Utah Stories introduces you to some of downtown’s most visible, vibrant characters.
Salt Lake City has a population of over 1 million people now. But most are invisible. They drive out of their garages in their cars into the parking lots of their buildings. Very few people ever walk around downtown these days; most just remain cloistered in their cubicles while in the city and hide in their ramblers in the suburbs. But that’s all changing. This past summer there have been so many people to see. As a professional people watcher, I’m always fascinated when I see people who are a bit outside of the norm.
You see them walking, biking, playing and entertaining. You might think, Who are these folks who live downtown? Who actually walks for exercise? Or performs at the Farmer’s Market?
We may get glimpses of their bikes, the way they dress, or how they behave, but too many of us live somewhat insular lives and don’t know many people who aren’t like us. We play it safe and stick to our cliques and social circles and rarely venture out into the wilderness of the strange and unknown. Here is your chance to meet some of the people who are challenging the norm and are maybe living lives quite different from yours. The only thing these people may have in common with you is they all are visible.
The Piano Man
by Jenna Haerr
Eric Rich, 25, leads a charming, alternative life. Every Saturday morning he rides to Pioneer Park to entertain the Farmer’s Market with a stand-up piano trailing behind him along with his partner, Corbin Baldwin. A new tradition this month for Rich & Baldwin is to perform impressionist renditions inspired by their favorite composers.
These performances, though they produce a meager income, suffice to support a communal lifestyle. Rich lives in a house known as the Boing Collective, where the conventions of capitalism are kept to a minimum. For eight years, it has existed as a place of literature & leisure, meant for sharing knowledge and ideas. The Boing Collective boasts its own miniature library, with a wide range of books open to the public. Rich says, “it allows people to feel comfortable in an alienating world.”
Perhaps the most remarkable departure from commercialism is dietary. Rich eats only what he describes as “wasted food,” that which has been deemed to not be saleable by grocery stores. It’s an interesting niche: a window period after conservatively estimated expiration dates, but before actually expiring. Whether donated or scrounged from the bottom of supermarket dumpsters, many in the collective eat for free—sometimes for years at a time.

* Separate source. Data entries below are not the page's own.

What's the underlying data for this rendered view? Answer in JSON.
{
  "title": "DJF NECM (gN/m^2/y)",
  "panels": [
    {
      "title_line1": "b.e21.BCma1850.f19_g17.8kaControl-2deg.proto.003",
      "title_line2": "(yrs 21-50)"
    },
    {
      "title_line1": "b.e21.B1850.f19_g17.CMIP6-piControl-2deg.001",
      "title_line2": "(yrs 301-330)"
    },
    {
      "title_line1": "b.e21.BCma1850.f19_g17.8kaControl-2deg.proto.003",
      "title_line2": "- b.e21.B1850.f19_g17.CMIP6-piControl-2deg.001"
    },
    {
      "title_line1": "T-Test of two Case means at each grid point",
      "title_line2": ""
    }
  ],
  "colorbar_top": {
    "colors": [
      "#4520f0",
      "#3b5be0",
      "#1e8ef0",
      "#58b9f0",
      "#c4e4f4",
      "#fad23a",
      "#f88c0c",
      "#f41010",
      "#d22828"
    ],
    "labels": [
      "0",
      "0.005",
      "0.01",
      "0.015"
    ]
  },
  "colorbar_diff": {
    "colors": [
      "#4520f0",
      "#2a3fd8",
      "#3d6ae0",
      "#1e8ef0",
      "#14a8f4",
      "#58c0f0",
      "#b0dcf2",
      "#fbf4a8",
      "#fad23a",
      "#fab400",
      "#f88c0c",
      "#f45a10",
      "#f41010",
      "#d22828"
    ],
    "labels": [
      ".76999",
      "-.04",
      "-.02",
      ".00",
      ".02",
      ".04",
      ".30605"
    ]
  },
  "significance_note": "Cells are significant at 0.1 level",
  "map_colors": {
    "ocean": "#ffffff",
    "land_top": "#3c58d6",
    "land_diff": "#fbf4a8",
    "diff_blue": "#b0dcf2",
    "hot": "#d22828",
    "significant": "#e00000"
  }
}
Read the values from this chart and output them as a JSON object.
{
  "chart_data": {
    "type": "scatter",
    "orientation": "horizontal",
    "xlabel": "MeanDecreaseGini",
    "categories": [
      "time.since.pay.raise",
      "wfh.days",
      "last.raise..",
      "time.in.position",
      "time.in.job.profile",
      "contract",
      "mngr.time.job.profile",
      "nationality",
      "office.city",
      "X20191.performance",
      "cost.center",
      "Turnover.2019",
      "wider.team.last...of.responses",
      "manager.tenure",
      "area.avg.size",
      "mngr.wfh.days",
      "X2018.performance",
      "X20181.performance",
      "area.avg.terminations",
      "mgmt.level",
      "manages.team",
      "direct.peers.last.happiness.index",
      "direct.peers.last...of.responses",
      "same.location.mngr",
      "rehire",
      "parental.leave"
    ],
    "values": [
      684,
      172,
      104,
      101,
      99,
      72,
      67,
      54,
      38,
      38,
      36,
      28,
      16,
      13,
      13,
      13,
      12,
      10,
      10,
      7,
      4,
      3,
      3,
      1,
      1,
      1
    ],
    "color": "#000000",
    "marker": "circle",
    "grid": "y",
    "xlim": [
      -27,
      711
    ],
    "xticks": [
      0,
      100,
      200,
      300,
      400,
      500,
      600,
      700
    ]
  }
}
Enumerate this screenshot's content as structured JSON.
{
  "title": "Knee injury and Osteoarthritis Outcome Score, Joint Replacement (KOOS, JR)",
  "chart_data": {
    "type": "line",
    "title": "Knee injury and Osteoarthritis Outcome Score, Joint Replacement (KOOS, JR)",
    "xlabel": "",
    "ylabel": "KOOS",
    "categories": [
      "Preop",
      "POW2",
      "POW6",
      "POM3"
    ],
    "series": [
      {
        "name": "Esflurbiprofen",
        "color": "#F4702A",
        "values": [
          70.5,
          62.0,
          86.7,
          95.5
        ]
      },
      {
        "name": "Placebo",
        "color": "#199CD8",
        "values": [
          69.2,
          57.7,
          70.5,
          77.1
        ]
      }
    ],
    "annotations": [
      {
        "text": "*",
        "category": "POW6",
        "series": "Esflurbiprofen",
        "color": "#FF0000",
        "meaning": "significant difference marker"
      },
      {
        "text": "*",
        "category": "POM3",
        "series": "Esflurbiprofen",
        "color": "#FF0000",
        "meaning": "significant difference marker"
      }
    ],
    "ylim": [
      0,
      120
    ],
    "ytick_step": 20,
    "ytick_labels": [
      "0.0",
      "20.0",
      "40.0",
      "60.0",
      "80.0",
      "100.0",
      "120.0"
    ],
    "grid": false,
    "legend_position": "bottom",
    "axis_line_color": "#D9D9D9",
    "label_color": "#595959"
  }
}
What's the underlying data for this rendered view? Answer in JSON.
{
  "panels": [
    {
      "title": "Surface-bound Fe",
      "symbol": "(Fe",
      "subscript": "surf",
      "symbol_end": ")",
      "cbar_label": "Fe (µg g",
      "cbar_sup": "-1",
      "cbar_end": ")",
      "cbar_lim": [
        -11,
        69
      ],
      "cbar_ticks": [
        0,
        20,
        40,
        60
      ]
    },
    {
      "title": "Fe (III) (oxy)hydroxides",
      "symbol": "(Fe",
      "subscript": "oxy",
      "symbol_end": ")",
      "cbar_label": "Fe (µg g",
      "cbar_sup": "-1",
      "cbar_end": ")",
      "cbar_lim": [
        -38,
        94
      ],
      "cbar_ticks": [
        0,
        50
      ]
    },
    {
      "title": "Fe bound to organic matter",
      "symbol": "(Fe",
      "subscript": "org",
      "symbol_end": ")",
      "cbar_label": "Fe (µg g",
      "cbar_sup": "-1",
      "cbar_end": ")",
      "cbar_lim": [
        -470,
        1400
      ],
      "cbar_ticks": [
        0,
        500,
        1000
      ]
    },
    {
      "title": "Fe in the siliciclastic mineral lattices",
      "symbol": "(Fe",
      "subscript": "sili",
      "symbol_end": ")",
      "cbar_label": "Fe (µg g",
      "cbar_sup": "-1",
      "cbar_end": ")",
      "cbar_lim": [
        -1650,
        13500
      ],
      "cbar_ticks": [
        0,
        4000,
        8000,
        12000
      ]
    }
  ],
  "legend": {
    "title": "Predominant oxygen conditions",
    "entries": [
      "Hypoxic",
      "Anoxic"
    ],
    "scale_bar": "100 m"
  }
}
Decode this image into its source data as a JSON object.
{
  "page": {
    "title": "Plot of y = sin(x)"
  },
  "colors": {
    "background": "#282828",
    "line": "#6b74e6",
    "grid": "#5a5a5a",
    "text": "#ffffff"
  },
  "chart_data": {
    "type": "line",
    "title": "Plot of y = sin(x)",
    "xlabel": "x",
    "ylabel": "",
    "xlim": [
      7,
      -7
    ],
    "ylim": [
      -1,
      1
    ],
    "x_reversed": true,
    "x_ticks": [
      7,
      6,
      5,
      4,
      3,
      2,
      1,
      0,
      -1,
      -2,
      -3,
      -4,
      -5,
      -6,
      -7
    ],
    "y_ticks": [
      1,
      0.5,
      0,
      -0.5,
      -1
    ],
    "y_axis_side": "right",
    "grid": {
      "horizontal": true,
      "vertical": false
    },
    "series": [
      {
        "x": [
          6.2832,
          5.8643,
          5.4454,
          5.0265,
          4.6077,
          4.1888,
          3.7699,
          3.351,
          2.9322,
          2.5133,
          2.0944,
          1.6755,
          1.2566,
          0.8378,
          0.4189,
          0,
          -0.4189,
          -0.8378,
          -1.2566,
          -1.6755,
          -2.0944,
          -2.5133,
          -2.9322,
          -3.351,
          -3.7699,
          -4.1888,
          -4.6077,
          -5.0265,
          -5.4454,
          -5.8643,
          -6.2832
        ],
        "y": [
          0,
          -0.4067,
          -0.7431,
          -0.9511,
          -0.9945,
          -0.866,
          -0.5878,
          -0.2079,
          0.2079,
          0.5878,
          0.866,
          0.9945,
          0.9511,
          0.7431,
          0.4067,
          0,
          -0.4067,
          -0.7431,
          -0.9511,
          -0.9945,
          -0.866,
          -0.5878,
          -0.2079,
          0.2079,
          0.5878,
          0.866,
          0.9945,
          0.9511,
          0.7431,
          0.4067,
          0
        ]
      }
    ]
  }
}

Though rather politically motivated and a direct protest against conspicuous consumption and waste, it is not a martyr’s lifestyle. The food is most typically indiscernible from that of grocery stores, particularly if you like riper varieties. Of course, it helps that Rich’s diet is entirely derived from plants. acquiring your next hamburger in a similar fashion entails greater risk.
To his credit, Rich does not deal entirely with expired food. He is also involved with Food Not Bombs, anorganization in which local grocery stores donate legitimately fresh food for homeless and low-income families. Four days a week, Rich is responsible for collecting the food to distribute it evenly among those in need
Sharing resources is essential to Rich’s survival. “You need favors to survive,” said Rich “some just pay for them.” In other words, if help is needed it will be given.